Photo Credit: Amy Zhang | Daily Texan Staff

Editor’s note: A 30 column is a chance for departing senior staffers to say farewell and reflect on their time spent in The Daily Texan’s basement office. The term comes from the old typesetting mark (–30–) to denote the end of a line.

I’ve saved a copy of every Daily Texan I’ve ever been published in.

After four years and more than 100 articles written, I’ve got quite a stash in a cabinet back home.

Even as the years passed and the wonder of seeing my name in print wore off, I never stopped picking up copies. That’s because I never stopped feeling lucky to have such an awesome opportunity to write for such a respected publication.

I like to thumb through the pages of those old Texan issues from time to time. It’s amazing to see how much I’ve grown as a writer over the years, and it’s fascinating to see how much the paper has changed. But more than anything, I like to read those old copies because they always manage to coax out some of my favorite memories.

Like the time in the fall of 2011 when I, a college student for all of two months, sat down and conducted a 30-minute interview with Jordan Spieth, then the top-ranked collegiate golfer and now a Masters winner. It’s still one of the coolest things I’ve ever done.

Or the time I traveled to New York City to cover a pair of Texas basketball games at Madison Square Garden, the self-proclaimed “World’s Most Famous Arena.” Being the die-hard New York sports fan that I am, it was legitimately a dream come true.

I’ll never forget my time as the Texas football beat writer in 2013. It was the most challenging experience of my Daily Texan career, but far and away the most rewarding. Every week, I wrote four articles, attended two lengthy press conferences and covered the Saturday game. It was undoubtedly demanding, especially on top of a college schedule, but it’s also the reason I hope to become a football writer soon after I graduate.

Sometimes with The Daily Texan, I even witnessed history.

Like when I covered the 2013 Alamo Bowl in San Antonio, the final game of Mack Brown’s illustrious 16-year career as Texas head football coach.
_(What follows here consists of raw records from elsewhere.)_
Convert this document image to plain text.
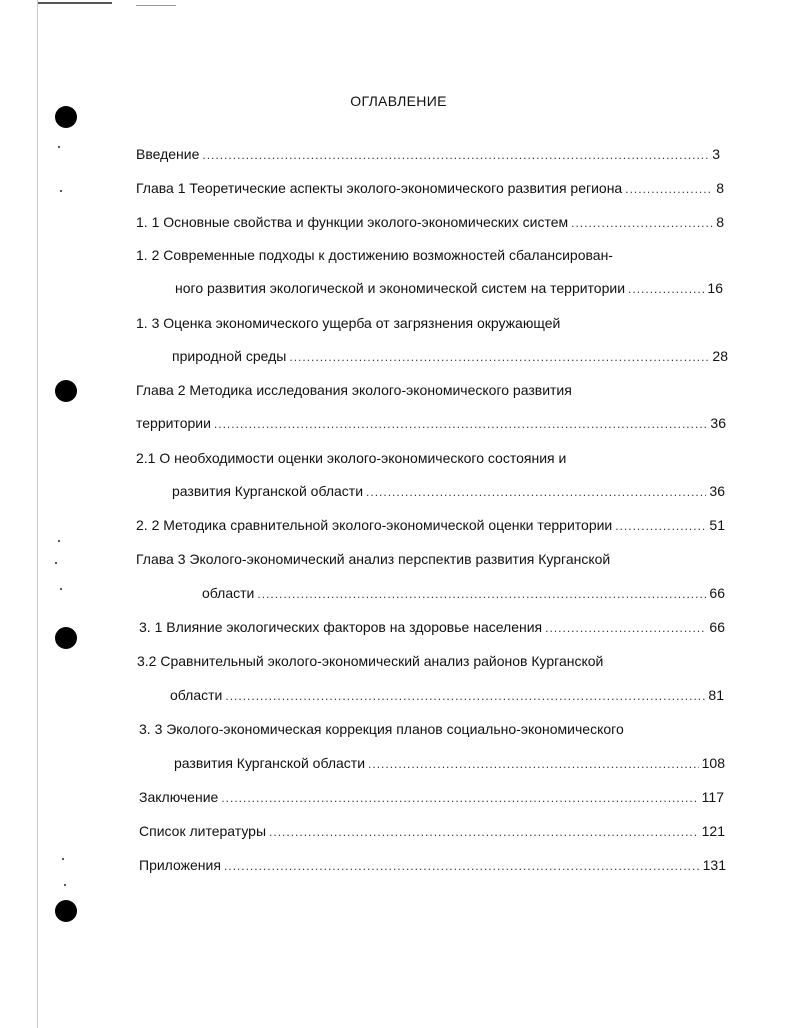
ОГЛАВЛЕНИЕ
Введение .....	3
Глава 1 Теоретические аспекты эколого-экономического развития региона .....	8
1. 1 Основные свойства и функции эколого-экономических систем .....	8
1. 2 Современные подходы к достижению возможностей сбалансирован-
ного развития экологической и экономической систем на территории .....	16
1. 3 Оценка экономического ущерба от загрязнения окружающей
природной среды .....	28
Глава 2 Методика исследования эколого-экономического развития
территории .....	36
2.1 О необходимости оценки эколого-экономического состояния и
развития Курганской области .....	36
2. 2 Методика сравнительной эколого-экономической оценки территории .....	51
Глава 3 Эколого-экономический анализ перспектив развития Курганской
области .....	66
3. 1 Влияние экологических факторов на здоровье населения .....	66
3.2 Сравнительный эколого-экономический анализ районов Курганской
области .....	81
3. 3 Эколого-экономическая коррекция планов социально-экономического
развития Курганской области .....	108
Заключение .....	117
Список литературы .....	121
Приложения .....	131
I was on-hand, too, for Rick Barnes’ farewell press conference after 17 seasons as the Longhorns’ head basketball coach, and I was there for Shaka Smart’s introductory presser as Barnes’ replacement a few weeks later.

Growing up, all I ever wanted was to become a sports writer. For the past four years, I’ve been living my dream, thanks to The Daily Texan. I’ve made lifelong friends and shared unforgettable experiences with the wonderful Daily Texan staff. It’s been a truly unbelievable ride.

It’s hard to believe this is the last thing I’ll ever write for my beloved college newspaper. Now, if you’ll excuse me, I’m going to go pick up a copy of The Daily Texan, one last time.